Senza contare che le posizioni rigidamente antitetiche che sempre più caratterizzano il dialogo sociale in tali situazioni, la mediaticizzazione della lotta sindacale e una giurisprudenza (talvolta acriticamente) anti-datoriale (18) finiscono per esasperare in modo significativo le conseguenze non solo patrimoniali che le imprese, già costrette a cessare un'attività produttiva, devono affrontare in termini sia di costi aggiuntivi per la gestione del conflitto sociale, sia di danni reputazionali sul mercato.
I limiti della procedura «anti-delocalizzazioni» e dell'impianto sanzionatorio
Come noto, il quadro procedurale delineato dalla L. 234/2021 impone una serie di adempimenti onerosi che si traducono in una procedura preventiva articolata in varie fasi complesse, a partire dalla comunicazione iniziale alle rappresentanze sindacali e istituzioni competenti, seguita da un processo di consultazione obbligatorio, finalizzato all'individuazione di soluzioni alternative alla chiusura.
La procedura si aggiunge e anticipa quella di licenziamento collettivo di cui alla L. 223/1991. Si apre almeno 180 giorni prima dell'avvio della procedura di riduzione collettiva del personale di cui alla L. 223/1991, con l'invio della relativa comunicazione (il D.L. «Aiuti ter» ha esteso il precedente termine di 90 giorni).
Entro i successivi 60 giorni, l'impresa deve presentare ai soggetti coinvolti un piano «per limitare le ricadute occupazionali ed economiche derivanti dalla chiusura». Il piano non può avere una durata superiore a 12 mesi e «indica» una molteplicità di azioni elencate al comma 228, tutte tese a ridurre l'impatto derivante dal progetto di riduzione, tra cui quelle programmate per la salvaguardia dei livelli occupazionali e gli interventi per la gestione non traumatica dei possibili esuberi, quali il ricorso ad ammortizzatori sociali, la ricollocazione presso altro datore di lavoro e le misure di incentivo all'esodo.

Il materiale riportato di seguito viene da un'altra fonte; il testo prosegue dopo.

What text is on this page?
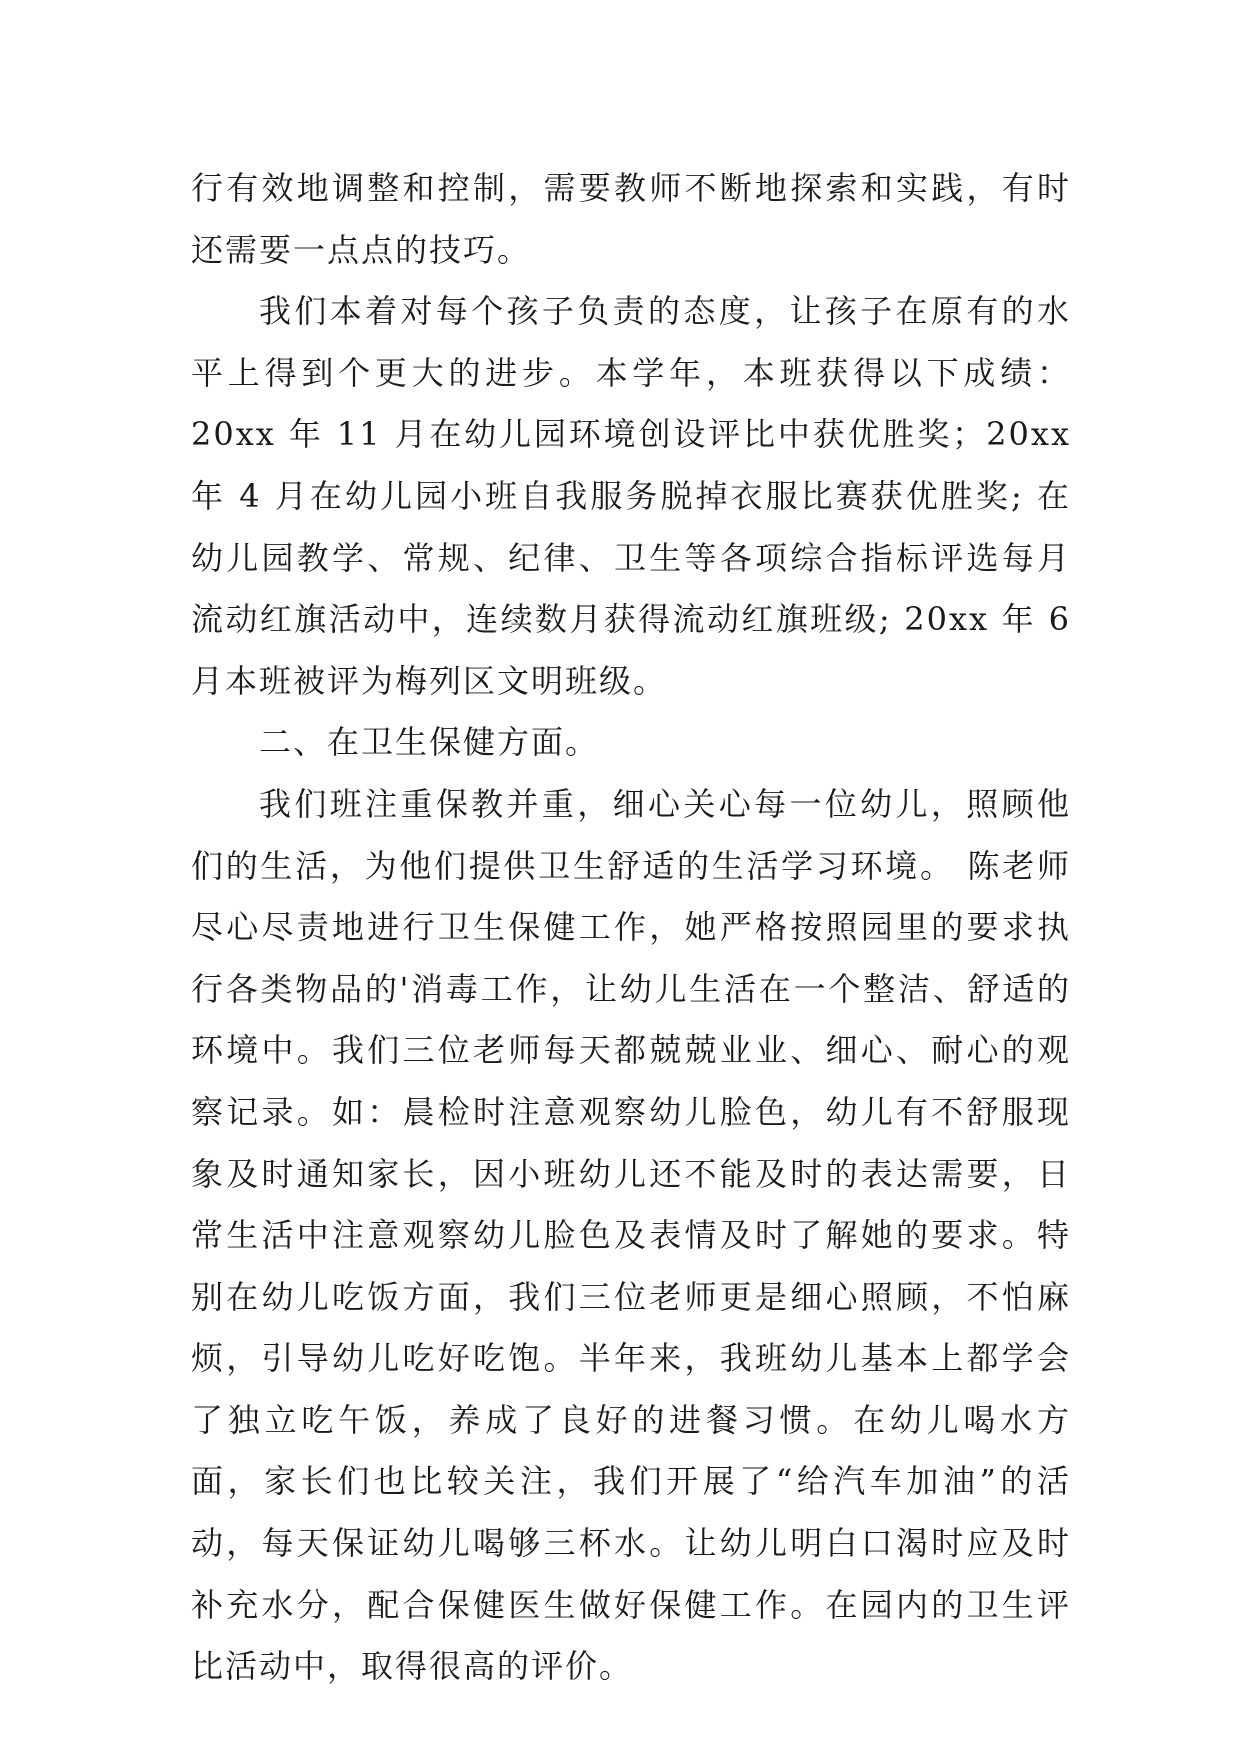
行有效地调整和控制，需要教师不断地探索和实践，有时还需要一点点的技巧。

我们本着对每个孩子负责的态度，让孩子在原有的水平上得到个更大的进步。本学年，本班获得以下成绩：20xx 年 11 月在幼儿园环境创设评比中获优胜奖；20xx 年 4 月在幼儿园小班自我服务脱掉衣服比赛获优胜奖; 在幼儿园教学、常规、纪律、卫生等各项综合指标评选每月流动红旗活动中，连续数月获得流动红旗班级; 20xx 年 6 月本班被评为梅列区文明班级。

二、在卫生保健方面。

我们班注重保教并重，细心关心每一位幼儿，照顾他们的生活，为他们提供卫生舒适的生活学习环境。 陈老师尽心尽责地进行卫生保健工作，她严格按照园里的要求执行各类物品的'消毒工作，让幼儿生活在一个整洁、舒适的环境中。我们三位老师每天都兢兢业业、细心、耐心的观察记录。如：晨检时注意观察幼儿脸色，幼儿有不舒服现象及时通知家长，因小班幼儿还不能及时的表达需要，日常生活中注意观察幼儿脸色及表情及时了解她的要求。特别在幼儿吃饭方面，我们三位老师更是细心照顾，不怕麻烦，引导幼儿吃好吃饱。半年来，我班幼儿基本上都学会了独立吃午饭，养成了良好的进餐习惯。在幼儿喝水方面，家长们也比较关注，我们开展了“给汽车加油”的活动，每天保证幼儿喝够三杯水。让幼儿明白口渴时应及时补充水分，配合保健医生做好保健工作。在园内的卫生评比活动中，取得很高的评价。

Queste azioni programmatiche non sono più «eventuali» (come previsto dall'art. 4, terzo comma, L. 223/1991), ma obbligatorie. Davvero non è dato comprendere – se non in un'ottica dilatoria – perché debbano servire 60 giorni per la predisposizione di un piano che con ogni probabilità è già stato elaborato ancor prima di dare avvio ad una procedura così articolata.
Successivamente, entro 120 giorni dalla sua presentazione (termine esteso rispetto a quanto originariamente previsto ad opera del D.L. 144/2022 «Aiuti ter»), il piano di cui sopra deve essere discusso con le organizzazioni sindacali alla presenza dei rappresentanti delle regioni interessate, del Ministero del Lavoro, del Ministero dello Sviluppo Economico e dell'ANPAL. Anche qui, non è dato comprendere di cosa mai si possa discutere per ben quattro mesi viste le numerosissime azioni (se comparate ai contenuti della L. 223/91) che il piano deve contemplare, peraltro tassativamente elencate dalla legge. Chi di crisi industriali ha una qualche esperienza sa benissimo che l'articolato contenuto del piano previsto dalla norma in realtà non fa che anticipare quello di un (buon se non ottimo) accordo sindacale in tema di esuberi collettivi: perché altri quattro mesi?
Non è chiaro poi perché le tempistiche più dilatate della procedura «anti-delocalizzazioni» dovrebbero produrre risultati migliori rispetto ai 75 giorni già previsti dalla L. 223/1991. Anzi, la necessità di predisporre un piano dal contenuto «obbligato» per rispondere alle urgenti problematiche occupazionali sembra mal conciliarsi con tempi tanto lunghi nella stessa predisposizione del piano, prima, e nella successiva fase di discussione, poi. In definitiva, il Legislatore sarebbe potuto intervenire con correttivi mirati sulla legge esistente, che già dedica tutta la procedura alle trattative, prevedendo, per esempio, la partecipazione delle istituzioni sin dall'inizio della procedura ex L. 223/1991.
A ciò si aggiunga che, in caso di mancato accordo, la procedura di licenziamento collettivo potrà essere avviata solo decorso il termine di 180 giorni dalla comunicazione di cui all'art. 1, comma 224, della L. 234/2021. Coerente con tale impostazione risulta la sanzione della nullità per i licenziamenti intimati prima del decorso dei 180 giorni della procedura preventiva, ivi compresi i licenziamenti individuali per giustificato motivo oggettivo intimati in violazione della procedura (comma 227).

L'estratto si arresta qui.